What advantages do computers have over humans in handling tasks like documentation?

Computers excel at processing large amounts of information quickly and can maintain a more extensive long-term memory. This capability allows them to synthesize data from multiple sources effectively. However, the challenges in healthcare documentation are less about computational power and more about interpreting nuances in language and patient interactions, which are often subjective and vary widely between individuals. For instance, a computer might not capture tone or sarcasm, which are crucial in medical settings. Additionally, many things are “unsaid” in a patient encounter—from conversations held previously or with other staff members to basic mutual understandings (such as "I am the doctor, you are the patient, and your wife is here to help with your medical decision-making"). AI in healthcare also deals with occlusion, not having the full picture all the time, which makes achieving perfect accuracy challenging.

So, how are you approaching these challenges?

The key is integrating various multimodal data sources and understanding the context, which is still a significant hurdle. Current systems can transcribe speech but often miss the nuances that a human would catch. We are working towards systems that not only transcribe but also interpret the context and subtleties of human language by incorporating more robust models of probabilistic reasoning. This approach aims to improve the accuracy and relevance of the outputs, but it is always a balance between safety and usefulness.

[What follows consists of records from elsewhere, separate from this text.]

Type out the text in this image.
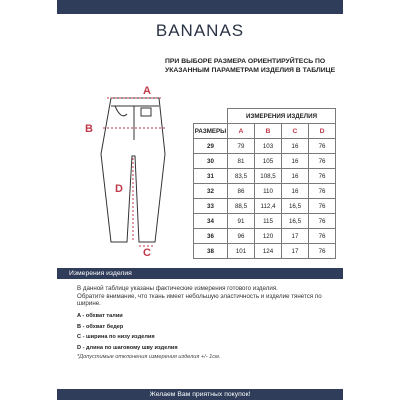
BANANAS
ПРИ ВЫБОРЕ РАЗМЕРА ОРИЕНТИРУЙТЕСЬ ПО УКАЗАННЫМ ПАРАМЕТРАМ ИЗДЕЛИЯ В ТАБЛИЦЕ
A
B
D
C
	ИЗМЕРЕНИЯ ИЗДЕЛИЯ			
РАЗМЕРЫ	A	B	C	D
29	79	103	16	76
30	81	105	16	76
31	83,5	108,5	16	76
32	86	110	16	76
33	88,5	112,4	16,5	76
34	91	115	16,5	76
36	96	120	17	76
38	101	124	17	76
Измерения изделия
В данной таблице указаны фактические измерения готового изделия.
Обратите внимание, что ткань имеет небольшую эластичность и изделие тянется по ширине.
A - обхват талии
B - обхват бедер
C - ширина по низу изделия
D - длина по шаговому шву изделия
*Допустимые отклонения измерения изделия +/- 1см.
Желаем Вам приятных покупок!
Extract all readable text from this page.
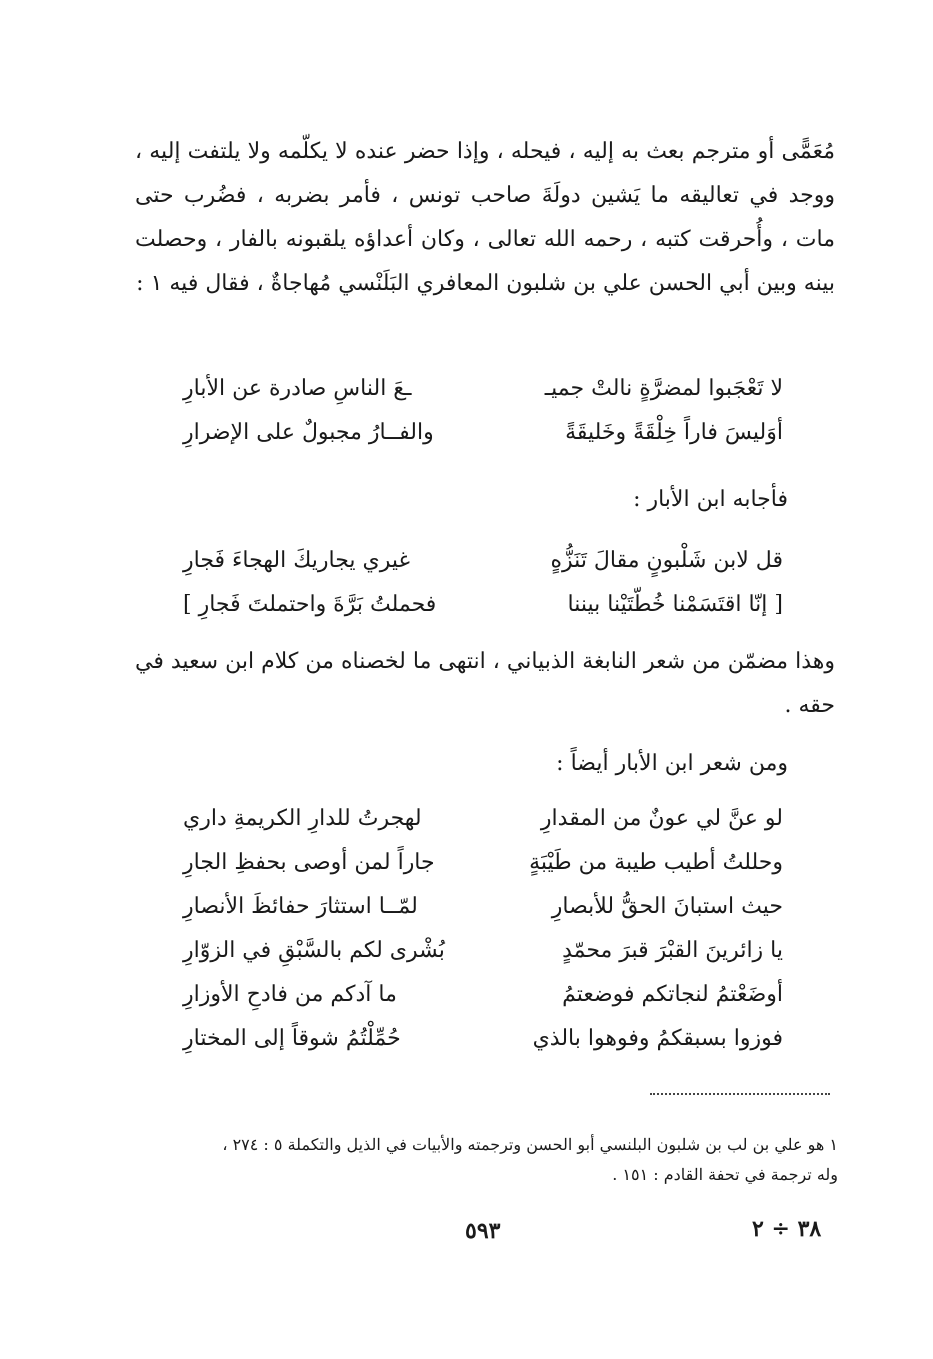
مُعَمًّى أو مترجم بعث به إليه ، فيحله ، وإذا حضر عنده لا يكلّمه ولا يلتفت إليه ، ووجد في تعاليقه ما يَشين دولَةَ صاحب تونس ، فأمر بضربه ، فضُرب حتى مات ، وأُحرقت كتبه ، رحمه الله تعالى ، وكان أعداؤه يلقبونه بالفار ، وحصلت بينه وبين أبي الحسن علي بن شلبون المعافري البَلَنْسي مُهاجاةٌ ، فقال فيه ١ :

لا تَعْجَبوا لمضرَّةٍ نالتْ جميـ
ـعَ الناسِ صادرة عن الأبارِ
أوَليسَ فاراً خِلْقَةً وخَليقَةً
والفــارُ مجبولٌ على الإضرارِ
فأجابه ابن الأبار :
قل لابن شَلْبونٍ مقالَ تَنَزُّهٍ
غيري يجاريكَ الهجاءَ فَجارِ
[ إنّا اقتَسَمْنا خُطّتَيْنا بيننا
فحملتُ بَرَّةَ واحتملتَ فَجارِ ]

وهذا مضمّن من شعر النابغة الذبياني ، انتهى ما لخصناه من كلام ابن سعيد في حقه .

ومن شعر ابن الأبار أيضاً :
لو عنَّ لي عونٌ من المقدارِ
لهجرتُ للدارِ الكريمةِ داري
وحللتُ أطيب طيبة من طَيْبَةٍ
جاراً لمن أوصى بحفظِ الجارِ
حيث استبانَ الحقُّ للأبصارِ
لمّــا استثارَ حفائظَ الأنصارِ
يا زائرينَ القبْرَ قبرَ محمّدٍ
بُشْرى لكم بالسَّبْقِ في الزوّارِ
أوضَعْتمُ لنجاتكم فوضعتمُ
ما آدكم من فادحِ الأوزارِ
فوزوا بسبقكمُ وفوهوا بالذي
حُمِّلْتُمُ شوقاً إلى المختارِ
١ هو علي بن لب بن شلبون البلنسي أبو الحسن وترجمته والأبيات في الذيل والتكملة ٥ : ٢٧٤ ،
وله ترجمة في تحفة القادم : ١٥١ .
٥٩٣	٣٨ ÷ ٢
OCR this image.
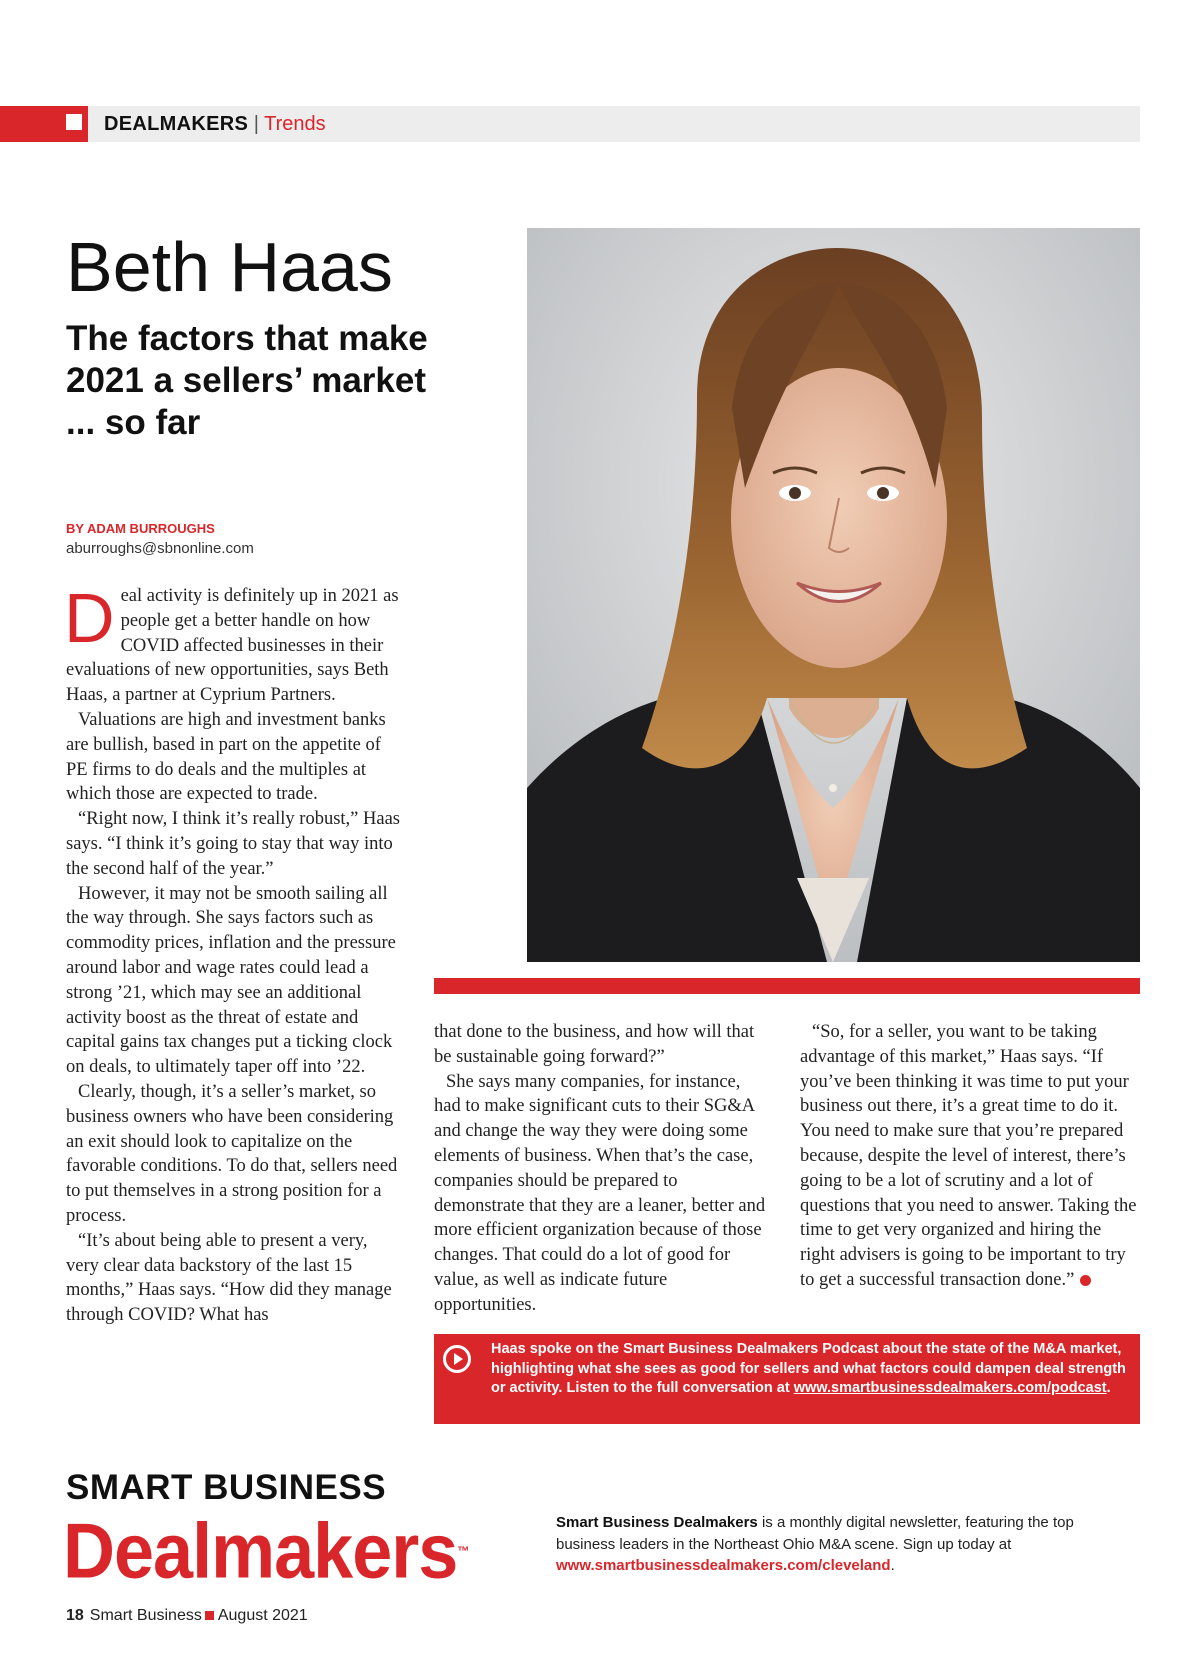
DEALMAKERS | Trends
Beth Haas
The factors that make 2021 a sellers’ market ... so far
BY ADAM BURROUGHS
aburroughs@sbnonline.com

Deal activity is definitely up in 2021 as people get a better handle on how COVID affected businesses in their evaluations of new opportunities, says Beth Haas, a partner at Cyprium Partners.

Valuations are high and investment banks are bullish, based in part on the appetite of PE firms to do deals and the multiples at which those are expected to trade.

“Right now, I think it’s really robust,” Haas says. “I think it’s going to stay that way into the second half of the year.”

However, it may not be smooth sailing all the way through. She says factors such as commodity prices, inflation and the pressure around labor and wage rates could lead a strong ’21, which may see an additional activity boost as the threat of estate and capital gains tax changes put a ticking clock on deals, to ultimately taper off into ’22.

Clearly, though, it’s a seller’s market, so business owners who have been considering an exit should look to capitalize on the favorable conditions. To do that, sellers need to put themselves in a strong position for a process.

“It’s about being able to present a very, very clear data backstory of the last 15 months,” Haas says. “How did they manage through COVID? What has

that done to the business, and how will that be sustainable going forward?”

She says many companies, for instance, had to make significant cuts to their SG&A and change the way they were doing some elements of business. When that’s the case, companies should be prepared to demonstrate that they are a leaner, better and more efficient organization because of those changes. That could do a lot of good for value, as well as indicate future opportunities.

“So, for a seller, you want to be taking advantage of this market,” Haas says. “If you’ve been thinking it was time to put your business out there, it’s a great time to do it. You need to make sure that you’re prepared because, despite the level of interest, there’s going to be a lot of scrutiny and a lot of questions that you need to answer. Taking the time to get very organized and hiring the right advisers is going to be important to try to get a successful transaction done.”

Haas spoke on the Smart Business Dealmakers Podcast about the state of the M&A market, highlighting what she sees as good for sellers and what factors could dampen deal strength or activity. Listen to the full conversation at www.smartbusinessdealmakers.com/podcast.
SMART BUSINESS
Dealmakers™
Smart Business Dealmakers is a monthly digital newsletter, featuring the top business leaders in the Northeast Ohio M&A scene. Sign up today at www.smartbusinessdealmakers.com/cleveland.
18 Smart Business August 2021
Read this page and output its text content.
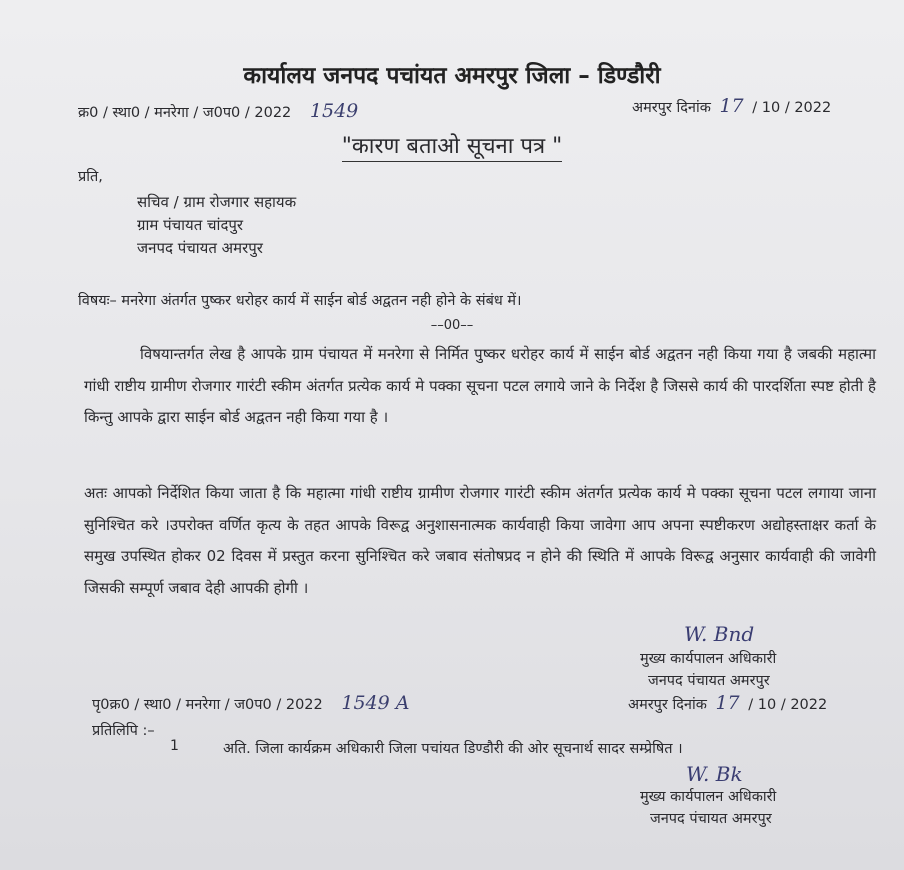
कार्यालय जनपद पचांयत अमरपुर जिला – डिण्डौरी
क्र0 / स्था0 / मनरेगा / ज0प0 / 2022 1549	अमरपुर दिनांक 17 / 10 / 2022
"कारण बताओ सूचना पत्र "
प्रति,
सचिव / ग्राम रोजगार सहायक
ग्राम पंचायत चांदपुर
जनपद पंचायत अमरपुर
विषयः– मनरेगा अंतर्गत पुष्कर धरोहर कार्य में साईन बोर्ड अद्वतन नही होने के संबंध में।
––00––
विषयान्तर्गत लेख है आपके ग्राम पंचायत में मनरेगा से निर्मित पुष्कर धरोहर कार्य में साईन बोर्ड अद्वतन नही किया गया है जबकी महात्मा गांधी राष्टीय ग्रामीण रोजगार गारंटी स्कीम अंतर्गत प्रत्येक कार्य मे पक्का सूचना पटल लगाये जाने के निर्देश है जिससे कार्य की पारदर्शिता स्पष्ट होती है किन्तु आपके द्वारा साईन बोर्ड अद्वतन नही किया गया है ।
अतः आपको निर्देशित किया जाता है कि महात्मा गांधी राष्टीय ग्रामीण रोजगार गारंटी स्कीम अंतर्गत प्रत्येक कार्य मे पक्का सूचना पटल लगाया जाना सुनिश्चित करे ।उपरोक्त वर्णित कृत्य के तहत आपके विरूद्व अनुशासनात्मक कार्यवाही किया जावेगा आप अपना स्पष्टीकरण अद्योहस्ताक्षर कर्ता के समुख उपस्थित होकर 02 दिवस में प्रस्तुत करना सुनिश्चित करे जबाव संतोषप्रद न होने की स्थिति में आपके विरूद्व अनुसार कार्यवाही की जावेगी जिसकी सम्पूर्ण जबाव देही आपकी होगी ।
W. Bnd
मुख्य कार्यपालन अधिकारी
जनपद पंचायत अमरपुर
अमरपुर दिनांक 17 / 10 / 2022
पृ0क्र0 / स्था0 / मनरेगा / ज0प0 / 2022 1549 A
प्रतिलिपि :–
1	अति. जिला कार्यक्रम अधिकारी जिला पचांयत डिण्डौरी की ओर सूचनार्थ सादर सम्प्रेषित ।
W. Bk
मुख्य कार्यपालन अधिकारी
जनपद पंचायत अमरपुर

The safest thing to do would be to present the information exactly as it was collected, but that is overwhelming and not useful for clinicians. Processing the information will inevitably introduce some level of inconsistency, and we are always cognizant of this. Hallucinating key aspects of the history, diagnoses, or treatments is never acceptable.

How optimistic are you about the future of AI in healthcare?

I'm very optimistic. Advances in AI are rapidly changing what's possible, and we've already seen significant improvements that were unimaginable just a few years ago. As computational power continues to grow and we develop better models for understanding and processing human language and behavior, I believe AI will increasingly play a crucial role in enhancing healthcare efficiency and effectiveness. The potential to free up physicians' time and improve the quality of patient care is enormous. Beyond that, I see great potential in improving accessibility to care, moving beyond the necessity of visiting a human doctor for all medical needs. Imagine affordable care that’s always available and accessible from your phone.

How do you envision the future of AI in healthcare and the ultimate role for Cosign AI?

Physicians will always be limited by time when it comes to delivering optimal care for everyone. In an ideal world, spending more time with each patient would lead to better outcomes, but the reality of needing to see dozens of patients each day significantly limits this. AI and technology don't face time limitations, allowing them to handle repetitive or data-intensive tasks efficiently, which could otherwise burn out human healthcare professionals. Moreover, AI’s capabilities only improve over time.

At Cosign AI, we view the integration of AI in healthcare as augmenting rather than replacing human work—think of Tony Stark and his Iron Man suit. AI excels at processing and managing information, performing tasks like formatting notes and consolidating data, which are crucial but don't necessarily require a medical degree.

This allows physicians to dedicate more time to the aspects of their work that benefit most from human touch. In a sense, we're restoring healthcare to its founding principles—direct and meaningful human interaction. AI should be a tool that empowers physicians to return to the essence of medical care, unburdened by the administrative load that has crept into the profession over time. The future we envision at Cosign AI is one where technology serves as a powerful ally in the healthcare process, enhancing the efficiency and quality of care for everyone involved.